C.E.W. Bean later described the artillery bombardment as ‘famous even among the many famous bombardments on the Western Front’. To Major John Harris, waiting with his men of the 3rd Battalion in the second wave, the German front line was marked by ‘an almost continuous wall of fire, with shrapnel bursting overhead and H[igh] E[xplosive] along the line of the trench’. Lieutenant Ben Champion, waiting with his men in no man’s land, watched as ‘mortars and large shells glowed red as they fell’ while the ground beneath them ‘shook under the force of the barrage, [and] the concussion from the shellfire made men’s ears ring’. In the reserve line, Lieutenant John Bourke of the 8th Battalion believed that no description of the bombardment, however realistic, could give any idea of what it was like. Nevertheless, he tried, recording that he could feel the ground shake with the thunder of the guns, ‘while the whole battle line was lit up as bright as day with the thousands of rockets, flares, and flashlights of every colour’. It was hardly surprising that the waiting men, instead of remaining spaced apart, began to bunch together in groups, and ‘no motioning from the officers and NCOs could keep them apart’.

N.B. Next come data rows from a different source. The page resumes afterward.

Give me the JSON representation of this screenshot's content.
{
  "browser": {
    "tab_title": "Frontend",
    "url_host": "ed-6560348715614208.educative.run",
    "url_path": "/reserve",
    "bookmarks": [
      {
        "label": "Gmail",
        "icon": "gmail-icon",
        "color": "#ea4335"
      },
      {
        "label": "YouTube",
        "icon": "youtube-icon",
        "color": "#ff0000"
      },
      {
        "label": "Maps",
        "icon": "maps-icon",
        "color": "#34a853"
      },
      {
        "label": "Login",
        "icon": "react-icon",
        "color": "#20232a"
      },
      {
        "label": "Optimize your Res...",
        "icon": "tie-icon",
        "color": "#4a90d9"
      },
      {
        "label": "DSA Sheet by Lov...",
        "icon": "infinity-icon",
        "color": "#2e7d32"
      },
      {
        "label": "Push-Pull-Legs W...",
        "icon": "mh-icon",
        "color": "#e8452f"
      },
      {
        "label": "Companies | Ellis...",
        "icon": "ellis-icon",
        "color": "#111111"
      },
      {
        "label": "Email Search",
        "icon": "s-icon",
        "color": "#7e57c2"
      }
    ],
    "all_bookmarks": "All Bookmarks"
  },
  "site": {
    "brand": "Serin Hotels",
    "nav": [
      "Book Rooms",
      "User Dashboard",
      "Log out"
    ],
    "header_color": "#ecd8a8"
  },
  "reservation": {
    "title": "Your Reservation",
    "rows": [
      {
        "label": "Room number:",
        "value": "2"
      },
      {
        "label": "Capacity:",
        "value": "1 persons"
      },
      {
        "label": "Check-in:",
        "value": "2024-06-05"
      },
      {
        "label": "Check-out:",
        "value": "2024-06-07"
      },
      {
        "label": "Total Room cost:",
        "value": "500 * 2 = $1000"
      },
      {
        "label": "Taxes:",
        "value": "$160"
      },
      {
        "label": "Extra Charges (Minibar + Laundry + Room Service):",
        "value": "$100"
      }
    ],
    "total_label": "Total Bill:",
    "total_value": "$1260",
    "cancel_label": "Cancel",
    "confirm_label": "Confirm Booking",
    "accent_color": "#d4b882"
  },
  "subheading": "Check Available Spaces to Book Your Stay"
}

It was now the turn of the Australian 2nd Division to enter the fiery crucible that was Pozières. The first intimation of what lay ahead had come when they detrained at a railhead outside Albert and ‘were perplexed by a peculiar odour in the air’. On asking locals what the smell was, they ‘were morbidly informed “Boo coo Australiè, fini Pozières”’. As the men of the 2nd Division approached the front they made their way through what had been no man’s land, ‘dotted with little wooden crosses’ marking where men had fallen, passing across what remained of the former German lines, although the trenches had been blown in, and ‘ammunition of all kinds, bombs equipment and clothing were scattered everywhere waiting to be gathered by the Salvage Corps’. Pushing on, they reached the outer edge of Pozières, where the new Australian trenches, in places little more than shell scrapes a few feet deep, lay within 800 metres of the new German front line. Years later Private Vic Graham remembered his introduction to the battlefield: ‘So this is the Somme!…Pozières that was, is no longer. Rubble desolates its site, trenches and the remains of their trenches and defences are littered as far as the eye can see. The rolling rises of the area only accentuate the fearful carnage of artillery and infantry attacks.’
The Australian positions now looked across open ground to a brown line of earth on the horizon line, some 500 to 700 metres distant, that marked a ridge, known as Pozières Heights, and which could be ‘identified by the pall of smoke and dust of the intense bombardment by the artillery of both sides’. The OG1 Line formed the first line of defence, while beyond, and just north of the main road, a pile of rubble marked the remains of the German strongpoint known as the Windmill. The OG Lines ran north-west from the Windmill, with a sharp dog-leg turn where the Ovilliers–Courcelette road crossed the OG Lines, known as the Elbow, and the southern section had been turned into a defensive trench line known to the Germans as Neuer Ganter Weg. Behind that, the OG1 Line followed the ridge to the north-west past the strongpoint at Mouquet Farm, to the Fest Zollern.